The bigger problem is that the fervor that essentially drafted him into the G.O.P. race had to do with style, not substance. That Mr. Thompson seemed to hold positions in-line with the party base and its interest group establishment didn’t hurt, but it was the notion that he could communicate those positions in a powerful and compelling way that led Republicans to demand his candidacy. Like Ronald Reagan, another actor who didn’t always exhibit a command of policy details, Mr. Thompson would win over the masses with a public style that would warm up and win over any audience.
But faced with an auditorium full of Republican in Dearborn, he managed to put them to sleep. Amazingly – and despite Ms. Bartiromo’s admonition – each of the eight other Republicans on stage managed to provoke applause and laughter from the audience, multiple times in most cases, either with well-aimed humor or forceful statements of principle.
Ron Paul, for instance, won his share of applause for his customary assault on U.S. interventionism – and for heaping scorn on Mitt Romney’s suggestion that lawyers ought to decide whether a President needs to consult Congress before attacking Iran.
John McCain mixed his familiar borscht belt schtick – “We can’t hear you over hear in the cheap seats,” he chided Ms.
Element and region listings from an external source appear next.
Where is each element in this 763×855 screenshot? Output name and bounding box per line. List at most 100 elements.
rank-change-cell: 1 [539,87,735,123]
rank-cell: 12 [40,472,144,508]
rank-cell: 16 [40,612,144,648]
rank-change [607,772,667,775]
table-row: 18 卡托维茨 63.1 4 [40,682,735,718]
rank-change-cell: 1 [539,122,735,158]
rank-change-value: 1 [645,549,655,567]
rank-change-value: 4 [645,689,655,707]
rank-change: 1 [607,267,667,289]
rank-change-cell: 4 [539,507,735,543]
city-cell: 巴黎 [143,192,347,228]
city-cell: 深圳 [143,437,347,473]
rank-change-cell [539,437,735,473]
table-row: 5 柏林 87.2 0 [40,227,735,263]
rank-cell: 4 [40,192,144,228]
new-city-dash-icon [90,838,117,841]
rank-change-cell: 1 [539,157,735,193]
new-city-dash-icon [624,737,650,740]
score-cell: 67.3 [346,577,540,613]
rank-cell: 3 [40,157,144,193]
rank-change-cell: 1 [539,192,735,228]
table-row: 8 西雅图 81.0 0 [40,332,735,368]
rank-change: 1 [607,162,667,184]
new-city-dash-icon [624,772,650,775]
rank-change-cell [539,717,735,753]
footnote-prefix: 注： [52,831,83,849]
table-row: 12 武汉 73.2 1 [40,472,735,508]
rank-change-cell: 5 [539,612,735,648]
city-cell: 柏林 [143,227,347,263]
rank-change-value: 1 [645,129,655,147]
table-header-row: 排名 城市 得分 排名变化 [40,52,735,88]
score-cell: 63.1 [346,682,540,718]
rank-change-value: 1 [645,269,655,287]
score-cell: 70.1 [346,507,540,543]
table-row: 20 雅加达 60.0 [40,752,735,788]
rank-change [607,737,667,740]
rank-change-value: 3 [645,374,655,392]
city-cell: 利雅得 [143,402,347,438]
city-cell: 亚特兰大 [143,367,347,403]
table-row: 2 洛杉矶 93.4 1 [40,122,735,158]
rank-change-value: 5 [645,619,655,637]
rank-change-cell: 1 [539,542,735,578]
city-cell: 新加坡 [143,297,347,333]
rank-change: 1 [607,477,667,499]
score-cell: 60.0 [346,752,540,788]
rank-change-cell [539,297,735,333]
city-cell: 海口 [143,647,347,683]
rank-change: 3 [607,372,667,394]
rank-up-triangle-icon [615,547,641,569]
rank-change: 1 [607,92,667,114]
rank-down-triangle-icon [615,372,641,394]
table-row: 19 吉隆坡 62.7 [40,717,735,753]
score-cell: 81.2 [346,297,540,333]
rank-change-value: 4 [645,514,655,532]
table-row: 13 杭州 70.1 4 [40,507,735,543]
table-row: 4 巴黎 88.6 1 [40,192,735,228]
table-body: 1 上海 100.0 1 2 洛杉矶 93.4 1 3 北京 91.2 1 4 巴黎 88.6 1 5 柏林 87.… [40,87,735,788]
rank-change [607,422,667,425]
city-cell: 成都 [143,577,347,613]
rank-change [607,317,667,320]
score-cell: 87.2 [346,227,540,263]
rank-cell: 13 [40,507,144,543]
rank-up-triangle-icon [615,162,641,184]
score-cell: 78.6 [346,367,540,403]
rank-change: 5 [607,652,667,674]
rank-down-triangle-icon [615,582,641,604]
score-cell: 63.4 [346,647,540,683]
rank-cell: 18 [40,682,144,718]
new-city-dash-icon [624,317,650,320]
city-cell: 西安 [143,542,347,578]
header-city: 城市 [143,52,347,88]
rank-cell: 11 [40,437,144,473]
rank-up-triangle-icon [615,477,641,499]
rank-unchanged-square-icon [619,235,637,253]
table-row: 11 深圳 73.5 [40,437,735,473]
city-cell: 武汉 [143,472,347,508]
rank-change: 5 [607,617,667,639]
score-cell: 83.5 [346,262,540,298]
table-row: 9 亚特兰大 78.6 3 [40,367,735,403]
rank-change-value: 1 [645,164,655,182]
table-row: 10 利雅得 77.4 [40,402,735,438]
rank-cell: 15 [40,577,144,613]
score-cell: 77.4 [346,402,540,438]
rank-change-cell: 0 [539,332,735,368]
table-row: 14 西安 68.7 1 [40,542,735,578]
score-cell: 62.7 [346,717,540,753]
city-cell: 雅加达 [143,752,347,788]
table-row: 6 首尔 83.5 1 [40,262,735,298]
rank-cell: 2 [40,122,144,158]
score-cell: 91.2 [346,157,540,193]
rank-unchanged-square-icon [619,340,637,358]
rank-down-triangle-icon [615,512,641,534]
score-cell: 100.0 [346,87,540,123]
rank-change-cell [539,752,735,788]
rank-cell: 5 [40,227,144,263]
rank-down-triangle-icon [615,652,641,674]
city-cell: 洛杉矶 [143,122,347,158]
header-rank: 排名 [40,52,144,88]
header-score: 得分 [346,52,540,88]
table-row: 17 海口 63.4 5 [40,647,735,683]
Bartiromo at one point – with familiar pleas for fiscal restraint and an embrace of the “surge” in Iraq.
Sam Brownback invoked his mother to talk about unions and expressed his love for America by declaring, “This place rocks!” That won a loud ovation.
And the debate’s master rhetorician, Rudy Giuliani, time and again turned potentially uncomfortable situations into unifying applause lines by creating opportunities out of thin air to invoke the specter of the Clinton restoration.
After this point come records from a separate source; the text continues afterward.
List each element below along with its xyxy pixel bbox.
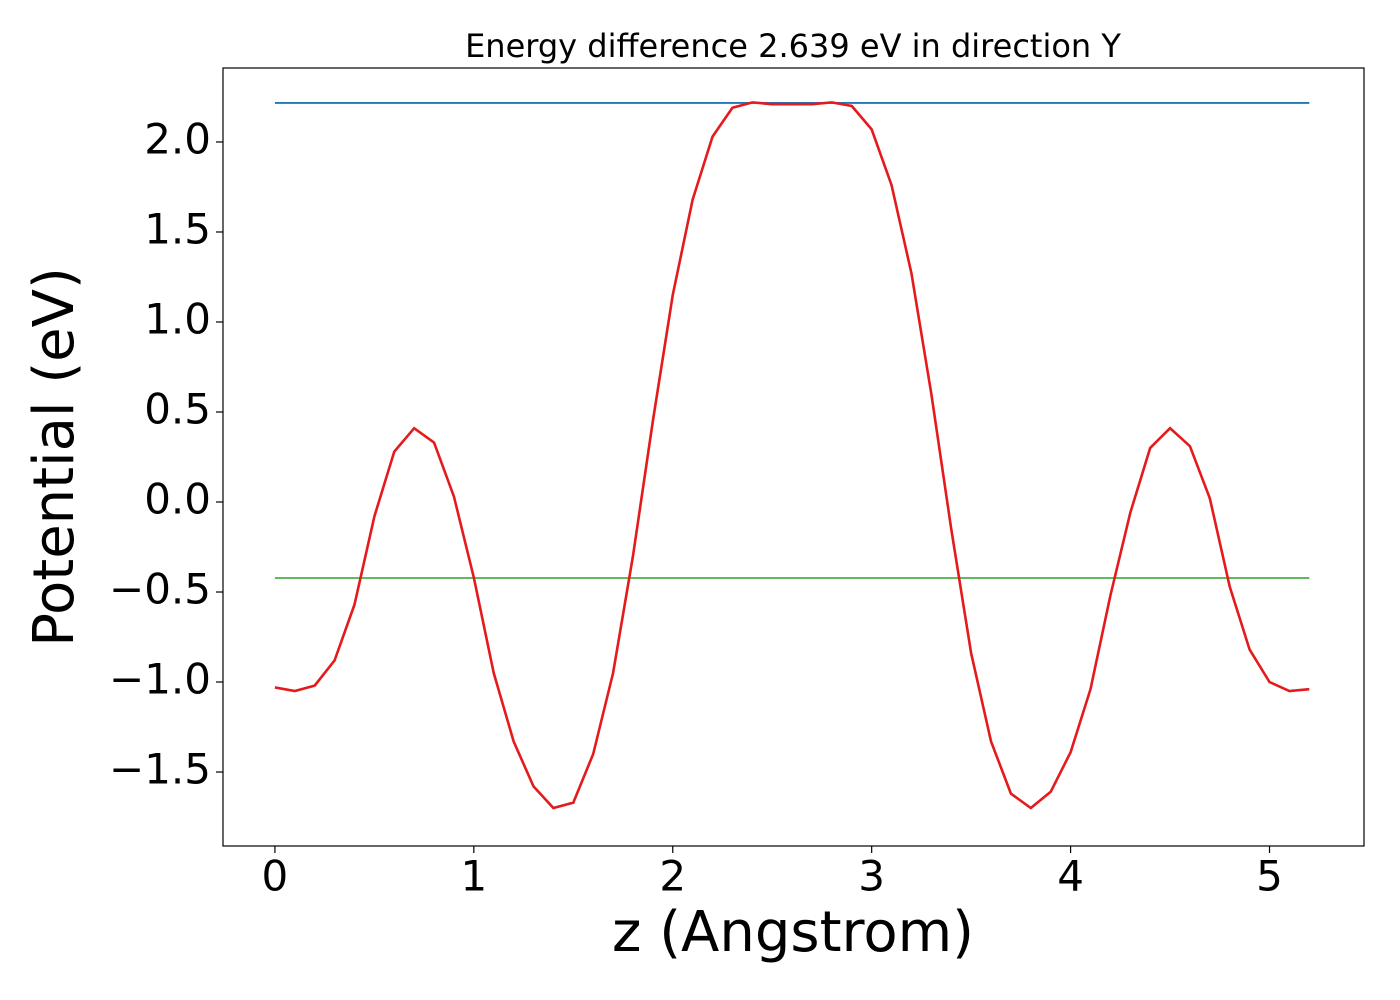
- y-tick-label: 2.0: [144, 114, 211, 163]
- x-tick-label: 0: [262, 852, 289, 901]
- x-tick-label: 5: [1256, 852, 1283, 901]
- plot-frame: [222, 67, 1365, 847]
- chart-title: Energy difference 2.639 eV in direction …: [465, 27, 1121, 65]
- y-tick-label: 1.5: [144, 204, 211, 253]
- data-line: [274, 101, 1310, 810]
- y-tick-label: −0.5: [109, 565, 211, 614]
- y-tick-label: 1.0: [144, 294, 211, 343]
- y-tick-label: −1.0: [109, 655, 211, 704]
- x-tick-label: 1: [460, 852, 487, 901]
- x-tick-label: 3: [858, 852, 885, 901]
- x-axis-label: z (Angstrom): [612, 900, 974, 965]
- y-tick-label: 0.5: [144, 384, 211, 433]
- x-tick-label: 2: [659, 852, 686, 901]
- y-tick-label: 0.0: [144, 475, 211, 524]
- y-axis-label: Potential (eV): [22, 267, 87, 647]
- y-tick-label: −1.5: [109, 745, 211, 794]
- x-tick-label: 4: [1057, 852, 1084, 901]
“I don’t think it’s a bad thing to have Republican presidential candidate who’s actually beaten Bill Clinton at something,” he said at one point, deftly turning Mitt Romney’s criticism of his opposition to presidential line item veto authority in the 1990s into an applause line. (Mr. Giuliani, as New York mayor, had appealed to the courts to take the power away from Mr. Clinton.)
And later, when Mr. Giuliani was asked about a possible third-party candidate next fall, he brought the discussion around to Mrs. Clinton and her support for Canadian-style “socialized medicine.” If the U.S. adopted such a system, he lamented, there’d be nowhere for Canadians to get their health care.
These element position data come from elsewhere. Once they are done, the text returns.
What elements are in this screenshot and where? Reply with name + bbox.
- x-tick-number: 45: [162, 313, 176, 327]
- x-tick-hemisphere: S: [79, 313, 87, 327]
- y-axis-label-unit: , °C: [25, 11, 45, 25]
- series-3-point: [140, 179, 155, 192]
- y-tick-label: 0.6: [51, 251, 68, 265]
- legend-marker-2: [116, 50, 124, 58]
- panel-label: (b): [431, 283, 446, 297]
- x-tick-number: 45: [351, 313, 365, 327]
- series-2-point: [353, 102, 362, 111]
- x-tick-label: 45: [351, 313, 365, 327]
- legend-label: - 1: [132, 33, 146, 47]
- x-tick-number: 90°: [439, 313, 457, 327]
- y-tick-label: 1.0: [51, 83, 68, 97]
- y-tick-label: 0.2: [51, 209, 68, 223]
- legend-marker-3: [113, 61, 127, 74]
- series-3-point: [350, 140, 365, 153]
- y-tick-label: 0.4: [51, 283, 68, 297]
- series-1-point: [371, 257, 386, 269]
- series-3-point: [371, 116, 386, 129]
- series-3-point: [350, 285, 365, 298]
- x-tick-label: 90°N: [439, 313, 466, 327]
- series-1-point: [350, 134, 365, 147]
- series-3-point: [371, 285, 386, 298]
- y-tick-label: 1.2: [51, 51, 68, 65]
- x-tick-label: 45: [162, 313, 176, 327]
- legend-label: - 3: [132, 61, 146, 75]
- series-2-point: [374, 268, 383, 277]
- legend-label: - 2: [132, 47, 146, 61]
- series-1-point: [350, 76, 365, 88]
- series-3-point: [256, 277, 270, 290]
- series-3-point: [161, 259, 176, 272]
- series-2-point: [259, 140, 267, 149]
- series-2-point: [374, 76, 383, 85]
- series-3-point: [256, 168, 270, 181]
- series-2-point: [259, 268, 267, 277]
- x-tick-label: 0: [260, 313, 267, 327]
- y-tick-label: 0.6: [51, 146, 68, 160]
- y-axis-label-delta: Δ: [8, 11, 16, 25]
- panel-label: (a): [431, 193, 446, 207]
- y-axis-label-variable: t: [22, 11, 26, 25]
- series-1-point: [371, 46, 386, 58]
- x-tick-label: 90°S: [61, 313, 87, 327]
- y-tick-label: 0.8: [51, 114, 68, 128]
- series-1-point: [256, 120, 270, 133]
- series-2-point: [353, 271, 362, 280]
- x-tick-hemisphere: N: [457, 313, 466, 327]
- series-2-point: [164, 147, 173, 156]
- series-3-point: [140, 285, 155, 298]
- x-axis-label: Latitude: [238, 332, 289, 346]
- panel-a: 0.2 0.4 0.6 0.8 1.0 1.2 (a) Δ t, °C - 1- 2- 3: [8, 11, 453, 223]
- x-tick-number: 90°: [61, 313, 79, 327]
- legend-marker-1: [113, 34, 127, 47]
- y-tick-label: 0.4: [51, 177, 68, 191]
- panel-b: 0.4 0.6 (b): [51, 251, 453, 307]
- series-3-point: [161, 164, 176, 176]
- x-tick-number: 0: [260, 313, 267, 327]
But there were no such moments for Mr. Thompson, even though he was given more than his share of opportunities, with the moderators giving the candidates uneven speaking time. He made no effort to tie his answers to some broad theme, to engage his opponents, to invoke the Clinton name, to fire off a humorous line or two.
Every time he was called on, Mr. Thompson looked and sounded like a backroom politician who had been forced to appear before the press to field a questions.
Actually, it’s rather ironic: The only professional actor in the race couldn’t even pretend he wanted to be there.